# 📊 Database Table Copy Notebook

This notebook copies tables from a source SQLite database to the intake-crm.db database.

**Features:**
- Interactive table selection
- Multiple copy modes (replace, append, skip duplicates)
- Schema inspection and creation
- Progress tracking and validation

## 📁 Configuration

Set your database paths and preferences here:

In [4]:
import sqlite3
import pandas as pd
from pathlib import Path
from typing import List, Tuple, Dict, Any

# Configuration - Update these paths
SOURCE_DB = r"C:\Users\ChristopherCato\OneDrive - clarity-dx.com\code\monolith\monolith.db"  # Change this to your source database
DEST_DB = r"C:\Users\ChristopherCato\OneDrive - clarity-dx.com\code\intake-crm\intake-crm.db"  # Your intake CRM database

# Tables you want to copy (update this list)
TABLES_TO_COPY = ["providers", "ppo"]  # Change these to your actual table names

# Copy mode: 'replace', 'append', or 'skip_existing'
COPY_MODE = "replace"

print(f"📁 Source Database: {SOURCE_DB}")
print(f"📁 Destination Database: {DEST_DB}")
print(f"📋 Tables to Copy: {TABLES_TO_COPY}")
print(f"🔄 Copy Mode: {COPY_MODE}")

📁 Source Database: C:\Users\ChristopherCato\OneDrive - clarity-dx.com\code\monolith\monolith.db
📁 Destination Database: C:\Users\ChristopherCato\OneDrive - clarity-dx.com\code\intake-crm\intake-crm.db
📋 Tables to Copy: ['providers', 'ppo']
🔄 Copy Mode: replace


## 🔍 Database Inspection

Let's first examine what tables are available in the source database:

In [5]:
def list_tables_with_info(db_path: str) -> pd.DataFrame:
    """Get a DataFrame with table information."""
    if not Path(db_path).exists():
        print(f"❌ Database not found: {db_path}")
        return pd.DataFrame()
    
    conn = sqlite3.connect(db_path)
    
    # Get table names
    cursor = conn.cursor()
    cursor.execute("SELECT name FROM sqlite_master WHERE type='table' ORDER BY name")
    tables = [row[0] for row in cursor.fetchall()]
    
    # Get info for each table
    table_info = []
    for table in tables:
        cursor.execute(f"SELECT COUNT(*) FROM {table}")
        row_count = cursor.fetchone()[0]
        
        cursor.execute(f"PRAGMA table_info({table})")
        columns = cursor.fetchall()
        column_count = len(columns)
        
        table_info.append({
            'Table Name': table,
            'Row Count': row_count,
            'Column Count': column_count
        })
    
    conn.close()
    return pd.DataFrame(table_info)

# Show source database tables
print("📋 Tables in Source Database:")
source_tables = list_tables_with_info(SOURCE_DB)
display(source_tables)

📋 Tables in Source Database:


Unnamed: 0,Table Name,Row Count,Column Count
0,AdjustmentReason,0,4
1,BillLineItem,2643,12
2,EOBR,0,6
3,FeeSchedule,0,6
4,ProviderBill,1390,19
5,ReimbursementLog,0,5
6,assignment_email,0,11
7,assignment_email_attachments,0,7
8,assignment_email_category,0,2
9,auth_group,0,2


In [6]:
# Show destination database tables (if it exists)
print("📋 Tables in Destination Database:")
dest_tables = list_tables_with_info(DEST_DB)
if not dest_tables.empty:
    display(dest_tables)
else:
    print("🆕 Destination database is empty or doesn't exist")

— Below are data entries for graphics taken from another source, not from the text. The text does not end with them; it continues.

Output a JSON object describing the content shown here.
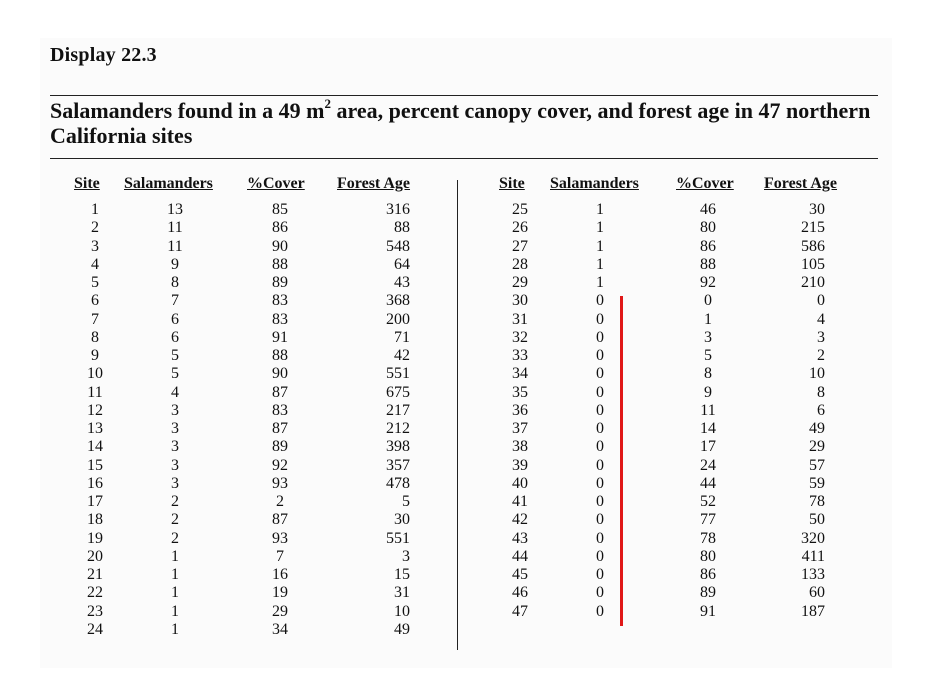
{
  "display_label": "Display 22.3",
  "title": {
    "before_sup": "Salamanders found in a 49 m",
    "sup": "2",
    "after_sup": " area, percent canopy cover, and forest age in 47 northern California sites"
  },
  "columns": [
    "Site",
    "Salamanders",
    "%Cover",
    "Forest Age"
  ],
  "left_rows": [
    [
      "1",
      "13",
      "85",
      "316"
    ],
    [
      "2",
      "11",
      "86",
      "88"
    ],
    [
      "3",
      "11",
      "90",
      "548"
    ],
    [
      "4",
      "9",
      "88",
      "64"
    ],
    [
      "5",
      "8",
      "89",
      "43"
    ],
    [
      "6",
      "7",
      "83",
      "368"
    ],
    [
      "7",
      "6",
      "83",
      "200"
    ],
    [
      "8",
      "6",
      "91",
      "71"
    ],
    [
      "9",
      "5",
      "88",
      "42"
    ],
    [
      "10",
      "5",
      "90",
      "551"
    ],
    [
      "11",
      "4",
      "87",
      "675"
    ],
    [
      "12",
      "3",
      "83",
      "217"
    ],
    [
      "13",
      "3",
      "87",
      "212"
    ],
    [
      "14",
      "3",
      "89",
      "398"
    ],
    [
      "15",
      "3",
      "92",
      "357"
    ],
    [
      "16",
      "3",
      "93",
      "478"
    ],
    [
      "17",
      "2",
      "2",
      "5"
    ],
    [
      "18",
      "2",
      "87",
      "30"
    ],
    [
      "19",
      "2",
      "93",
      "551"
    ],
    [
      "20",
      "1",
      "7",
      "3"
    ],
    [
      "21",
      "1",
      "16",
      "15"
    ],
    [
      "22",
      "1",
      "19",
      "31"
    ],
    [
      "23",
      "1",
      "29",
      "10"
    ],
    [
      "24",
      "1",
      "34",
      "49"
    ]
  ],
  "right_rows": [
    [
      "25",
      "1",
      "46",
      "30"
    ],
    [
      "26",
      "1",
      "80",
      "215"
    ],
    [
      "27",
      "1",
      "86",
      "586"
    ],
    [
      "28",
      "1",
      "88",
      "105"
    ],
    [
      "29",
      "1",
      "92",
      "210"
    ],
    [
      "30",
      "0",
      "0",
      "0"
    ],
    [
      "31",
      "0",
      "1",
      "4"
    ],
    [
      "32",
      "0",
      "3",
      "3"
    ],
    [
      "33",
      "0",
      "5",
      "2"
    ],
    [
      "34",
      "0",
      "8",
      "10"
    ],
    [
      "35",
      "0",
      "9",
      "8"
    ],
    [
      "36",
      "0",
      "11",
      "6"
    ],
    [
      "37",
      "0",
      "14",
      "49"
    ],
    [
      "38",
      "0",
      "17",
      "29"
    ],
    [
      "39",
      "0",
      "24",
      "57"
    ],
    [
      "40",
      "0",
      "44",
      "59"
    ],
    [
      "41",
      "0",
      "52",
      "78"
    ],
    [
      "42",
      "0",
      "77",
      "50"
    ],
    [
      "43",
      "0",
      "78",
      "320"
    ],
    [
      "44",
      "0",
      "80",
      "411"
    ],
    [
      "45",
      "0",
      "86",
      "133"
    ],
    [
      "46",
      "0",
      "89",
      "60"
    ],
    [
      "47",
      "0",
      "91",
      "187"
    ]
  ],
  "colors": {
    "annotation_mark": "#e01818",
    "text": "#111111"
  }
}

📋 Tables in Destination Database:


Unnamed: 0,Table Name,Row Count,Column Count
0,email_metadata,4,13
1,referrals,4,39
2,sqlite_sequence,2,2


## 🔧 Helper Functions

Define functions for table operations:

In [7]:
def get_table_schema(conn: sqlite3.Connection, table_name: str) -> str:
    """Get the CREATE TABLE statement for a table."""
    cursor = conn.cursor()
    cursor.execute("SELECT sql FROM sqlite_master WHERE type='table' AND name=?", (table_name,))
    result = cursor.fetchone()
    if result:
        return result[0]
    else:
        raise ValueError(f"Table '{table_name}' not found")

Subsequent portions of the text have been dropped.